Suppose one has two single-particle Hilbert spaces $\mathcal{H}_{A}$ and $\mathcal{H}_{B}$ and consider the tensor product of these such that $\mathcal{H}_{A}\otimes\mathcal{H}_{B}$ is a two-particle Hilbert space. As I understand it, the inner product of two state vectors $\lvert\phi_{1},\psi_{2}\rangle,\lvert\chi_{1},\xi_{2}\rangle\in \mathcal{H}_{A}\otimes\mathcal{H}_{B}$ (where $\lvert\phi_{1}\rangle,\lvert\chi_{1}\rangle\in\mathcal{H}_{A}$ and $\lvert\psi_{2}\rangle,\lvert\xi_{2}\rangle\in\mathcal{H}_{B}$) is defined by $$\langle\xi_{2},\chi_{1}\lvert\phi_{1},\psi_{2}\rangle =\langle\chi_{1}\lvert\phi_{1}\rangle_{A}\langle\xi_{2}\lvert\psi_{2}\rangle_{B}$$ However, I'm unsure how their outer product would be defined? Is it something like $$\lvert\phi_{1},\psi_{2}\rangle\langle\xi_{2},\chi_{1}\rvert =\lvert\phi_{1}\rangle\langle\chi_{1}\rvert\otimes\lvert\psi_{2}\rangle\langle\xi_{2}\rvert$$
Also, say I have two operators $\hat{A}\in L(\mathcal{H}_{A})$ and $\hat{B}\in L(\mathcal{H}_{B})$ (where $L(\mathcal{H}_{i})$ is the set of linear operators acting on the single-particle Hilbert space $\mathcal{H}_{i}$).
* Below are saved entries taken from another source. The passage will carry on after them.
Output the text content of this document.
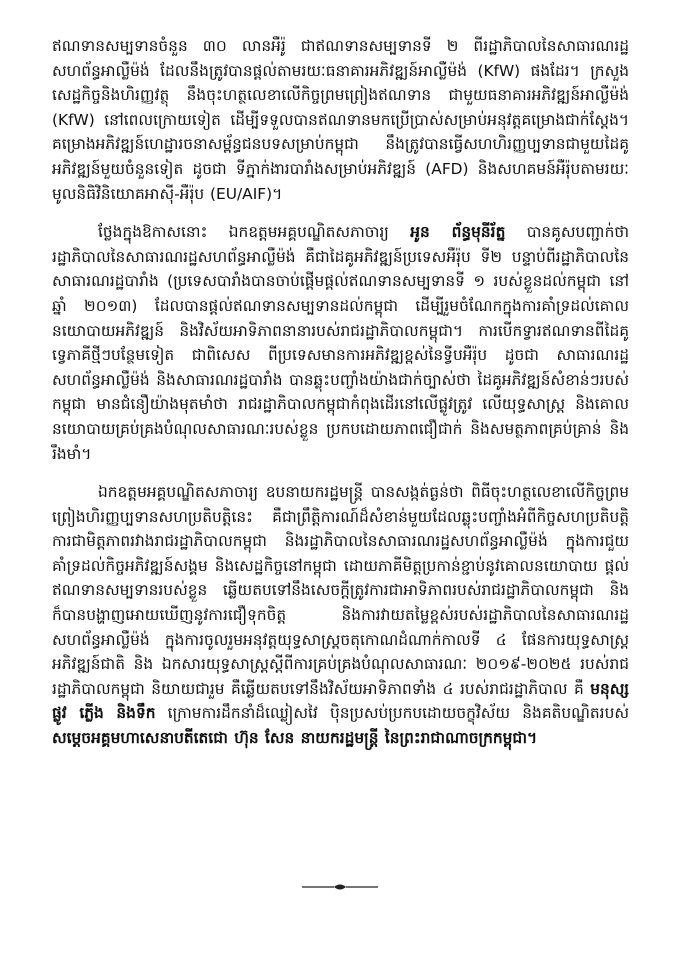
ឥណទានសម្បទានចំនួន ៣០ លានអឺរ៉ូ ជាឥណទានសម្បទានទី ២ ពីរដ្ឋាភិបាលនៃសាធារណរដ្ឋសហព័ន្ធអាល្លឺម៉ង់ ដែលនឹងត្រូវបានផ្ដល់តាមរយៈធនាគារអភិវឌ្ឍន៍អាល្លឺម៉ង់ (KfW) ផងដែរ។ ក្រសួងសេដ្ឋកិច្ចនិងហិរញ្ញវត្ថុ នឹងចុះហត្ថលេខាលើកិច្ចព្រមព្រៀងឥណទាន ជាមួយធនាគារអភិវឌ្ឍន៍អាល្លឺម៉ង់ (KfW) នៅពេលក្រោយទៀត ដើម្បីទទួលបានឥណទានមកប្រើប្រាស់សម្រាប់អនុវត្តគម្រោងជាក់ស្ដែង។ គម្រោងអភិវឌ្ឍន៍ហេដ្ឋារចនាសម្ព័ន្ធជនបទសម្រាប់កម្ពុជា នឹងត្រូវបានធ្វើសហហិរញ្ញប្បទានជាមួយដៃគូអភិវឌ្ឍន៍មួយចំនួនទៀត ដូចជា ទីភ្នាក់ងារបារាំងសម្រាប់អភិវឌ្ឍន៍ (AFD) និងសហគមន៍អឺរ៉ុបតាមរយៈមូលនិធិវិនិយោគអាស៊ី-អឺរ៉ុប (EU/AIF)។

ថ្លែងក្នុងឱកាសនោះ ឯកឧត្ដមអគ្គបណ្ឌិតសភាចារ្យ អូន ព័ន្ធមុនីរ័ត្ន បានគូសបញ្ជាក់ថា រដ្ឋាភិបាលនៃសាធារណរដ្ឋសហព័ន្ធអាល្លឺម៉ង់ គឺជាដៃគូអភិវឌ្ឍន៍ប្រទេសអឺរ៉ុប ទី២ បន្ទាប់ពីរដ្ឋាភិបាលនៃសាធារណរដ្ឋបារាំង (ប្រទេសបារាំងបានចាប់ផ្ដើមផ្ដល់ឥណទានសម្បទានទី ១ របស់ខ្លួនដល់កម្ពុជា នៅឆ្នាំ ២០១៣) ដែលបានផ្ដល់ឥណទានសម្បទានដល់កម្ពុជា ដើម្បីរួមចំណែកក្នុងការគាំទ្រដល់គោលនយោបាយអភិវឌ្ឍន៍ និងវិស័យអាទិភាពនានារបស់រាជរដ្ឋាភិបាលកម្ពុជា។ ការបើកទ្វារឥណទានពីដៃគូទ្វេភាគីថ្មីៗបន្ថែមទៀត ជាពិសេស ពីប្រទេសមានការអភិវឌ្ឍខ្ពស់នៃទ្វីបអឺរ៉ុប ដូចជា សាធារណរដ្ឋសហព័ន្ធអាល្លឺម៉ង់ និងសាធារណរដ្ឋបារាំង បានឆ្លុះបញ្ចាំងយ៉ាងជាក់ច្បាស់ថា ដៃគូអភិវឌ្ឍន៍សំខាន់ៗរបស់កម្ពុជា មានជំនឿយ៉ាងមុតមាំថា រាជរដ្ឋាភិបាលកម្ពុជាកំពុងដើរនៅលើផ្លូវត្រូវ លើយុទ្ធសាស្ត្រ និងគោលនយោបាយគ្រប់គ្រងបំណុលសាធារណៈរបស់ខ្លួន ប្រកបដោយភាពជឿជាក់ និងសមត្ថភាពគ្រប់គ្រាន់ និងរឹងមាំ។

ឯកឧត្ដមអគ្គបណ្ឌិតសភាចារ្យ ឧបនាយករដ្ឋមន្ត្រី បានសង្កត់ធ្ងន់ថា ពិធីចុះហត្ថលេខាលើកិច្ចព្រមព្រៀងហិរញ្ញប្បទានសហប្រតិបត្តិនេះ គឺជាព្រឹត្តិការណ៍ដ៏សំខាន់មួយដែលឆ្លុះបញ្ចាំងអំពីកិច្ចសហប្រតិបត្តិការជាមិត្តភាពរវាងរាជរដ្ឋាភិបាលកម្ពុជា និងរដ្ឋាភិបាលនៃសាធារណរដ្ឋសហព័ន្ធអាល្លឺម៉ង់ ក្នុងការជួយគាំទ្រដល់កិច្ចអភិវឌ្ឍន៍សង្គម និងសេដ្ឋកិច្ចនៅកម្ពុជា ដោយភាគីមិត្តប្រកាន់ខ្ជាប់នូវគោលនយោបាយ ផ្ដល់ឥណទានសម្បទានរបស់ខ្លួន ឆ្លើយតបទៅនឹងសេចក្ដីត្រូវការជាអាទិភាពរបស់រាជរដ្ឋាភិបាលកម្ពុជា និងក៏បានបង្ហាញអោយឃើញនូវការជឿទុកចិត្ត និងការវាយតម្លៃខ្ពស់របស់រដ្ឋាភិបាលនៃសាធារណរដ្ឋសហព័ន្ធអាល្លឺម៉ង់ ក្នុងការចូលរួមអនុវត្តយុទ្ធសាស្ត្រចតុកោណដំណាក់កាលទី ៤ ផែនការយុទ្ធសាស្ត្រអភិវឌ្ឍន៍ជាតិ និង ឯកសារយុទ្ធសាស្ត្រស្ដីពីការគ្រប់គ្រងបំណុលសាធារណៈ ២០១៩-២០២៥ របស់រាជរដ្ឋាភិបាលកម្ពុជា និយាយជារួម គឺឆ្លើយតបទៅនឹងវិស័យអាទិភាពទាំង ៤ របស់រាជរដ្ឋាភិបាល គឺ មនុស្ស ផ្លូវ ភ្លើង និងទឹក ក្រោមការដឹកនាំដ៏ឈ្លៀសវៃ ប៉ិនប្រសប់ប្រកបដោយចក្ខុវិស័យ និងគតិបណ្ឌិតរបស់ សម្ដេចអគ្គមហាសេនាបតីតេជោ ហ៊ុន សែន នាយករដ្ឋមន្ត្រី នៃព្រះរាជាណាចក្រកម្ពុជា។
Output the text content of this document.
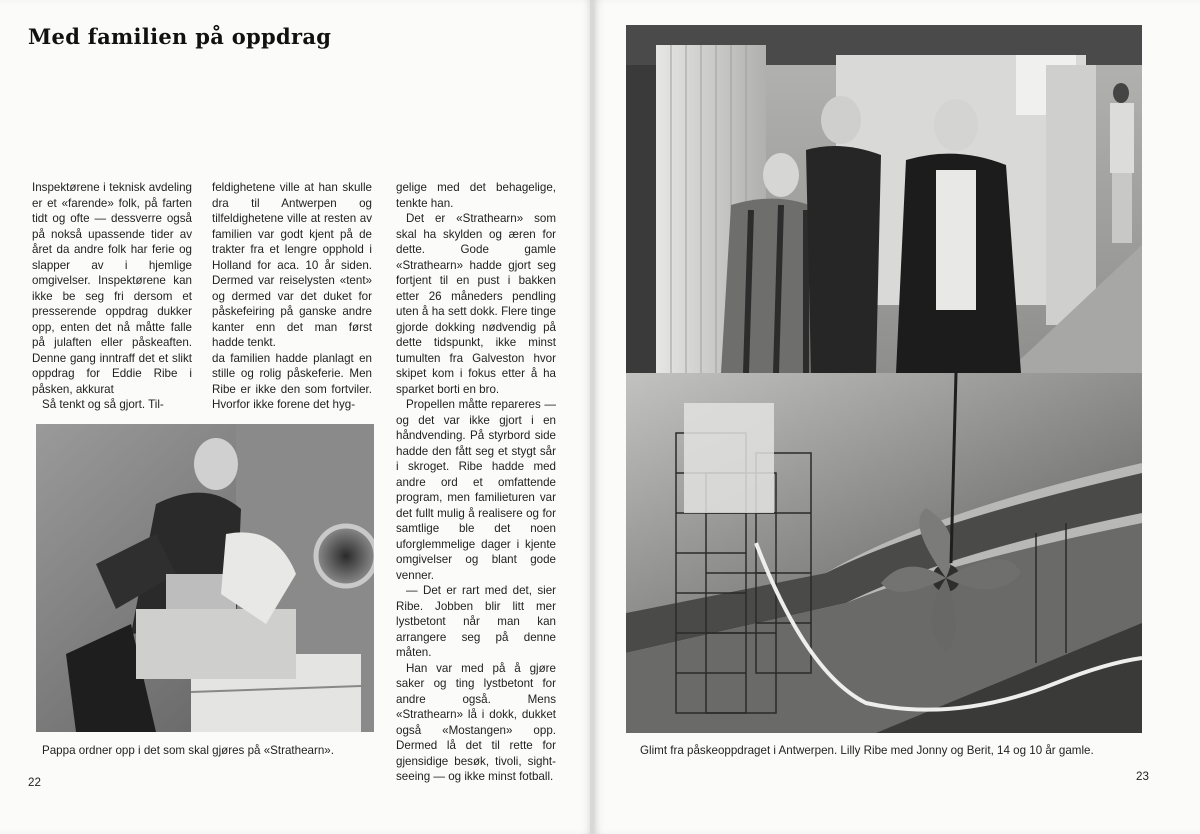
Med familien på oppdrag

Inspektørene i teknisk avdeling er et «farende» folk, på farten tidt og ofte — dessverre også på nokså upassende tider av året da andre folk har ferie og slapper av i hjemlige omgivelser. Inspektørene kan ikke be seg fri dersom et presserende oppdrag dukker opp, enten det nå måtte falle på julaften eller påskeaften. Denne gang inntraff det et slikt oppdrag for Eddie Ribe i påsken, akkurat

Så tenkt og så gjort. Til-

feldighetene ville at han skulle dra til Antwerpen og tilfeldighetene ville at resten av familien var godt kjent på de trakter fra et lengre opphold i Holland for aca. 10 år siden. Dermed var reiselysten «tent» og dermed var det duket for påskefeiring på ganske andre kanter enn det man først hadde tenkt.

da familien hadde planlagt en stille og rolig påskeferie. Men Ribe er ikke den som fortviler. Hvorfor ikke forene det hyg-

gelige med det behagelige, tenkte han.

Det er «Strathearn» som skal ha skylden og æren for dette. Gode gamle «Strathearn» hadde gjort seg fortjent til en pust i bakken etter 26 måneders pendling uten å ha sett dokk. Flere tinge gjorde dokking nødvendig på dette tidspunkt, ikke minst tumulten fra Galveston hvor skipet kom i fokus etter å ha sparket borti en bro.

Propellen måtte repareres — og det var ikke gjort i en håndvending. På styrbord side hadde den fått seg et stygt sår i skroget. Ribe hadde med andre ord et omfattende program, men familieturen var det fullt mulig å realisere og for samtlige ble det noen uforglemmelige dager i kjente omgivelser og blant gode venner.

— Det er rart med det, sier Ribe. Jobben blir litt mer lystbetont når man kan arrangere seg på denne måten.

Han var med på å gjøre saker og ting lystbetont for andre også. Mens «Strathearn» lå i dokk, dukket også «Mostangen» opp. Dermed lå det til rette for gjensidige besøk, tivoli, sight-seeing — og ikke minst fotball.

Pappa ordner opp i det som skal gjøres på «Strathearn».
22
Glimt fra påskeoppdraget i Antwerpen. Lilly Ribe med Jonny og Berit, 14 og 10 år gamle.
23
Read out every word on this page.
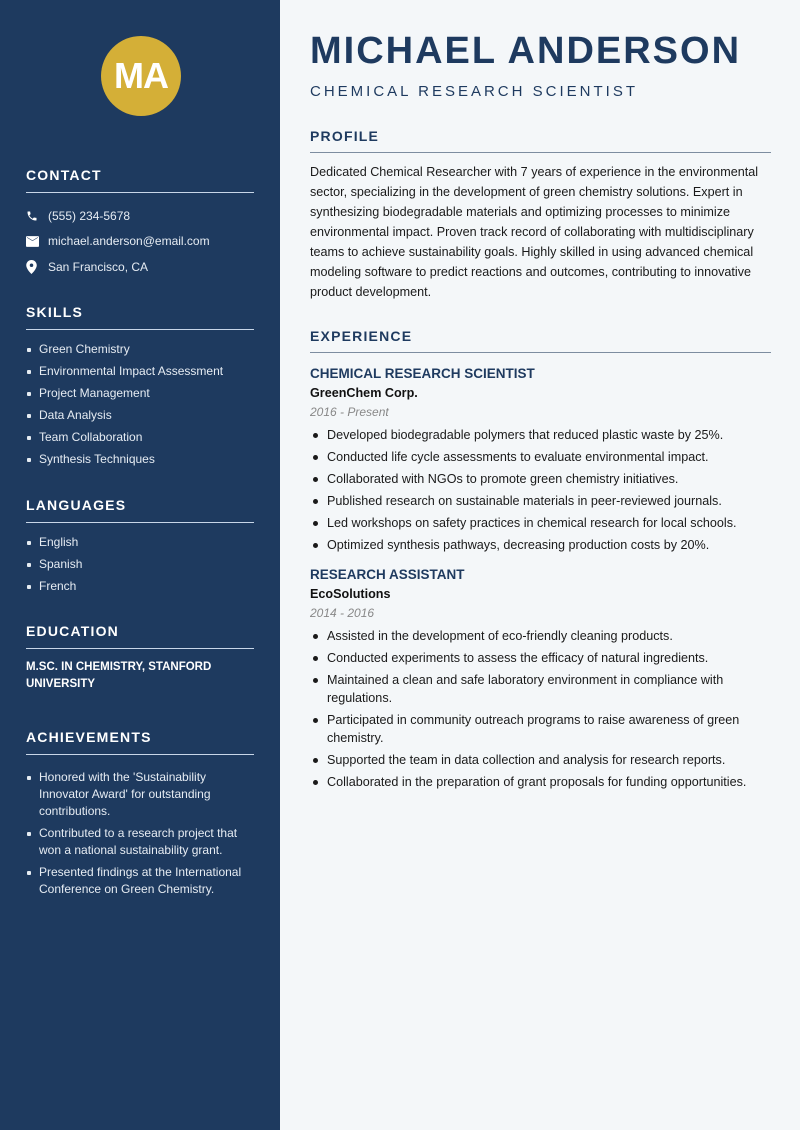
MA
CONTACT
(555) 234-5678
michael.anderson@email.com
San Francisco, CA
SKILLS
Green Chemistry
Environmental Impact Assessment
Project Management
Data Analysis
Team Collaboration
Synthesis Techniques
LANGUAGES
English
Spanish
French
EDUCATION
M.SC. IN CHEMISTRY, STANFORD UNIVERSITY
ACHIEVEMENTS
Honored with the 'Sustainability Innovator Award' for outstanding contributions.
Contributed to a research project that won a national sustainability grant.
Presented findings at the International Conference on Green Chemistry.
MICHAEL ANDERSON
CHEMICAL RESEARCH SCIENTIST
PROFILE

Dedicated Chemical Researcher with 7 years of experience in the environmental sector, specializing in the development of green chemistry solutions. Expert in synthesizing biodegradable materials and optimizing processes to minimize environmental impact. Proven track record of collaborating with multidisciplinary teams to achieve sustainability goals. Highly skilled in using advanced chemical modeling software to predict reactions and outcomes, contributing to innovative product development.

EXPERIENCE
CHEMICAL RESEARCH SCIENTIST
GreenChem Corp.
2016 - Present
Developed biodegradable polymers that reduced plastic waste by 25%.
Conducted life cycle assessments to evaluate environmental impact.
Collaborated with NGOs to promote green chemistry initiatives.
Published research on sustainable materials in peer-reviewed journals.
Led workshops on safety practices in chemical research for local schools.
Optimized synthesis pathways, decreasing production costs by 20%.
RESEARCH ASSISTANT
EcoSolutions
2014 - 2016
Assisted in the development of eco-friendly cleaning products.
Conducted experiments to assess the efficacy of natural ingredients.
Maintained a clean and safe laboratory environment in compliance with regulations.
Participated in community outreach programs to raise awareness of green chemistry.
Supported the team in data collection and analysis for research reports.
Collaborated in the preparation of grant proposals for funding opportunities.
Then I can consider an operator $\hat{\tilde{C}}\in L(\mathcal{H}_{A}\otimes\mathcal{H}_{B})$ defined as $$\hat{\tilde{C}}=\hat{A}\otimes\mathbf{1}_{B}+\mathbf{1}_{A}\otimes\hat{B}+\hat{A}\otimes\hat{B}$$ where $\mathbf{1}_{i}$ is the identity operator for the single-particle Hilbert space $\mathcal{H}_{i}$ ($i=A,B$). If I had another operator $\hat{\tilde{D}}\in L(\mathcal{H}_{A}\otimes\mathcal{H}_{B})$ defined similarly as $$\hat{\tilde{D}}=\hat{F}\otimes\mathbf{1}_{B}$$ for simplicity (again with $\hat{F}\in L(\mathcal{H}_{A})$ and $\hat{G}\in L(\mathcal{H}_{B})$) then what would be the commutator of these two operators, i.e. what is $$\left[\hat{\tilde{C}},\hat{\tilde{D}}\right]=\left[\hat{A}\otimes\mathbf{1}_{B}+\mathbf{1}_{A}\otimes\hat{B}+\hat{A}\otimes\hat{B}, \hat{F}\otimes\mathbf{1}_{B}\right]\qquad\qquad\qquad\qquad\qquad\qquad\quad\\ =\left[\hat{A}\otimes\mathbf{1}_{B},\hat{F}\otimes\mathbf{1}_{B}\right]+\left[\mathbf{1}_{A}\otimes\hat{B},\hat{F}\otimes\mathbf{1}_{B}\right]+\left[\hat{A}\otimes\hat{B},\hat{F}\otimes\mathbf{1}_{B}\right]$$ equal to? In essesnce, what is a product of operators in the two-particle Hilbert space, e.g. $(\hat{A}\otimes\mathbf{1}_{B})(\hat{F}\otimes\mathbf{1}_{B})=\,\,?$
[Physics] Tensor products of Hilberts spaces: definition of outer products and commutators
commutatorhilbert-spacequantum mechanicstensor-calculus
Best Answer
Yes, their outer product is defined as you said. Further, the product of operators is given by $$ (A \otimes 1_B)(F \otimes 1_B) = (AF) \otimes (1_B1_B) = (AF) \otimes 1_B $$ Therefore, $$ [A \otimes B, F \otimes 1_B] = (A \otimes B)( F \otimes 1_B) - ( F \otimes 1_B) (A \otimes B) = [A,F] \otimes B $$